Ausgabe 05/22 -

Von Frauen für Frauen & Männer

Es gibt noch viel zu tun, um Geschlechterklischees und Ungleichbehandlung von Frauen im Berufsleben abzubauen, sagt die Präsidentin des Frauennetzwerkes Wnet, Kathrin Pichler. Wie der Verein sich dafür einsetzt, verrät sie uns im Interview.

Foto: Vanessa Runggaldier

Frau Pichler, für alle, die das Frauennetzwerk Wnet noch nicht kennen: Welche Ziele verfolgt es und wie ist es entstanden? 

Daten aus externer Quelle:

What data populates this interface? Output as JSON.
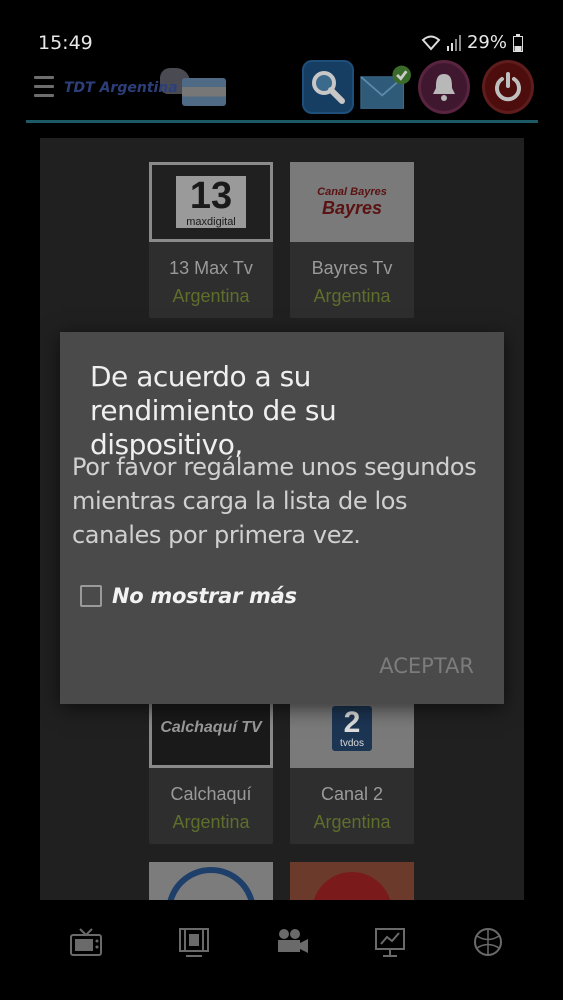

Kathrin Pichler: Wnet – networking women ist ein Verein, der das Ziel hat, Frauen im beruflichen Werdegang zu unterstützen. Wir verfolgen vier Schwerpunktthemen: Rollenstereotype abbauen, Expertinnen sichtbar machen, die Vereinbarkeit Beruf und Familie ermöglichen und Frauen in Entscheidungs- und Führungspositionen bringen. Wir organisieren Sensibilisierungsaktionen und Veranstaltungen, machen Pressearbeit und arbeiten mit anderen Institutionen und Vereinigungen zusammen, um diese Themen voranzubringen. Wnet ist an Frauen UND Männer adressiert, denn uns ist es ein wichtiges Anliegen, mehr Männer zu erreichen, die unsere Ansichten mittragen. 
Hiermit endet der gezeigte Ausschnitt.